Limited Therapeutic Arsenal for the Thrombotic Microangiopathy Spectrum

Session Information

Category: Glomerular Diseases

  • 1202 Glomerular Diseases: Immunology and Inflammation

Authors

  • Diaz Correa, Jesse E., Baylor University Medical Center at Dallas, Dallas, Texas, United States
  • Schuller, Joris M., Dallas Nephrology Associates, Dallas, Texas, United States
  • Szerlip, Harold M., Baylor University Medical Center at Dallas, Dallas, Texas, United States
Introduction

Thrombotic microangiopathy (TMA) is a common renal pathologic finding with an associated broad spectrum of clinical diseases. Complement-mediated TMA (C-TMA) is a frequently recognized cause of TMA due to uncontrolled complement activation. Terminal complement inhibitors such as Eculizumab have been shown to improve renal function in C-TMA. Multiple case reports have demonstrated a benefit in patients without identifiable complement disorder.

Case Description

41-year-old Ethiopian female with a history of metastatic ovarian cancer treated with omentectomy, partial hepatectomy, salpingo-oophorectomy, splenectomy one year before admission was admitted for renal biopsy for evaluation of an increasing creatinine and proteinuria.

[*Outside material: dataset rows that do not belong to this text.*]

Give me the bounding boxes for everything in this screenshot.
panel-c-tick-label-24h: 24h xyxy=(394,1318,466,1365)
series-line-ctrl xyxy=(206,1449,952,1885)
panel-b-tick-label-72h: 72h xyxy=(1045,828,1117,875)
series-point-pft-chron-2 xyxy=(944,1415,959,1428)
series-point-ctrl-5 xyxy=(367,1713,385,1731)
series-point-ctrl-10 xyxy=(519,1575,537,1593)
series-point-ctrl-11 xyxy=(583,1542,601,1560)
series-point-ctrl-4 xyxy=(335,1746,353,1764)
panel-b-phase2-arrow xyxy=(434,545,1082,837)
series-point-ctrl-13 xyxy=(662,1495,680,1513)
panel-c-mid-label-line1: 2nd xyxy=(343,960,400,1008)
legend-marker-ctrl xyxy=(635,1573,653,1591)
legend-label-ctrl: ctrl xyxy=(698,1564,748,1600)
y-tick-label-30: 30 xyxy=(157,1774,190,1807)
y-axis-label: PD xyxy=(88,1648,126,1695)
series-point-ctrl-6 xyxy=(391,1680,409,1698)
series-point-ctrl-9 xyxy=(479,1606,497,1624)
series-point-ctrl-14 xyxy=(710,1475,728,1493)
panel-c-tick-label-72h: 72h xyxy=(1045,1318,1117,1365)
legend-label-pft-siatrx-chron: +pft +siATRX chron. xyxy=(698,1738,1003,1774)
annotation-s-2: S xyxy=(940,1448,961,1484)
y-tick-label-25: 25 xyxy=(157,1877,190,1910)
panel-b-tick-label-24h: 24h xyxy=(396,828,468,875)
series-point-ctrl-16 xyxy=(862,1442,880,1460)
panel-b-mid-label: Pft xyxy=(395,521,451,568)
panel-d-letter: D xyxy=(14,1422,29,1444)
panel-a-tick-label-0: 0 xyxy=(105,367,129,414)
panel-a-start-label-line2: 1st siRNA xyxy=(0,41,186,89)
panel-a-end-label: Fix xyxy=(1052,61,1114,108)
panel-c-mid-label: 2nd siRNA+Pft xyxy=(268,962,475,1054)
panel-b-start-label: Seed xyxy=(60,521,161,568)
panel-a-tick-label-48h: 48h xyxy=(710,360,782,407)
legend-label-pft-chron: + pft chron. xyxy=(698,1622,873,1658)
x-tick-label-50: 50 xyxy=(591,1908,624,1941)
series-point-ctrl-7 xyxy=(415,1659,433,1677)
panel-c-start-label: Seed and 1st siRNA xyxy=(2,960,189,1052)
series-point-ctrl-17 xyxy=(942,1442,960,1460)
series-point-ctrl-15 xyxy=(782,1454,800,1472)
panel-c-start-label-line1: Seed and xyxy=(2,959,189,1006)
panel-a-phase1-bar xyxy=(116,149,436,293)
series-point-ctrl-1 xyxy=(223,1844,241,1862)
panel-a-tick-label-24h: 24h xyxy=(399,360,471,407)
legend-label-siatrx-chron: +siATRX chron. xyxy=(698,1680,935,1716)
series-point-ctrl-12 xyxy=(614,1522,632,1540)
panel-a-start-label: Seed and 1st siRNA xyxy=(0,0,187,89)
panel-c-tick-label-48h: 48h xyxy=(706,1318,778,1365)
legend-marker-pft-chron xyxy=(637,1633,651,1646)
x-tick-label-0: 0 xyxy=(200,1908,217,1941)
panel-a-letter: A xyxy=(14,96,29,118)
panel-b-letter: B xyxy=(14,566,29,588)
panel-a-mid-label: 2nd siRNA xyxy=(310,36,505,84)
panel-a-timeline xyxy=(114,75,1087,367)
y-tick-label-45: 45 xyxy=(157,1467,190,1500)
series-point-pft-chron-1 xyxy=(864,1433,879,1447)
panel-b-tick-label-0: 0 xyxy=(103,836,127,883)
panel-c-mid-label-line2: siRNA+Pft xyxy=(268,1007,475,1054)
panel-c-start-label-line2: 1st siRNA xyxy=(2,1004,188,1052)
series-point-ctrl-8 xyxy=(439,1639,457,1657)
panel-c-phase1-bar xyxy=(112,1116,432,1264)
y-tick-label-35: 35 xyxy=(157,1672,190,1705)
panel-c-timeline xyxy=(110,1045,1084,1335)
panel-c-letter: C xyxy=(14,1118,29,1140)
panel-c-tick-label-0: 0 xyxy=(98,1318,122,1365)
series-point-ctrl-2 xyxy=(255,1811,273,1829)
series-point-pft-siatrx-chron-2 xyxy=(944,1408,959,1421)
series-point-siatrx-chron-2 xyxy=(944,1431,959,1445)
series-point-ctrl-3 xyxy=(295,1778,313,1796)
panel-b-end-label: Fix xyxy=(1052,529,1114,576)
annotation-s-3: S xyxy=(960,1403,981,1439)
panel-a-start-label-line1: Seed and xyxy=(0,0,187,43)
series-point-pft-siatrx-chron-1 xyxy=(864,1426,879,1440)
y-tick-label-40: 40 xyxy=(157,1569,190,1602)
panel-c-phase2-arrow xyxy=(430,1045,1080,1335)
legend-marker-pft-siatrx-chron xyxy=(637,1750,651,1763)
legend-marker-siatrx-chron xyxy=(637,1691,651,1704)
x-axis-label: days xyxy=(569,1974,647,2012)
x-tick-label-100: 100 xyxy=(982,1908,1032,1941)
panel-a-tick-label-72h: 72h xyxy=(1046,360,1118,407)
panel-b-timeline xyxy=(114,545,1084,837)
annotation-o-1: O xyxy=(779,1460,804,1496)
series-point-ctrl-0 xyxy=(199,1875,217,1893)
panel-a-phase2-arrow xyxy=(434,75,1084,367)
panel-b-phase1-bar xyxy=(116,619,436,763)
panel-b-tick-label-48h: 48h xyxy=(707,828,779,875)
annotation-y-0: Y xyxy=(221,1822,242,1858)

Following her surgery she had been treated initially with paclitaxel and carboplatin and subsequently she had received bevacizumab and doxorubicin; the last doses of these latter agents were six months before admission. Four months prior to admission she developed new onset hypertension and her creatinine began to increase with subsequent development of nephrotic range proteinuria. All serologies were negative. Kidney biopsy demonstrated TMA. Despite the discontinuation of all chemotherapeutic agents and adequate blood pressure control, her creatinine continued to increase, peaking at 6.8 mg/dl 2 months after the biopsy She was started on Eculizumab with an improvement in creatinine to 3.49 mg/dL 2 months later.

Discussion

There are no randomized trials evaluating terminal complement inhibitors for c-TMA. The indication for these medications becomes even more unclear when we factor in drug-induced TMA, cancer-associated TMA, malignant hypertension, and other TMAs without readily identifiable complement disorders. More research on the use of genetic testing and complement inhibition is warranted for the entire spectrum of TMA.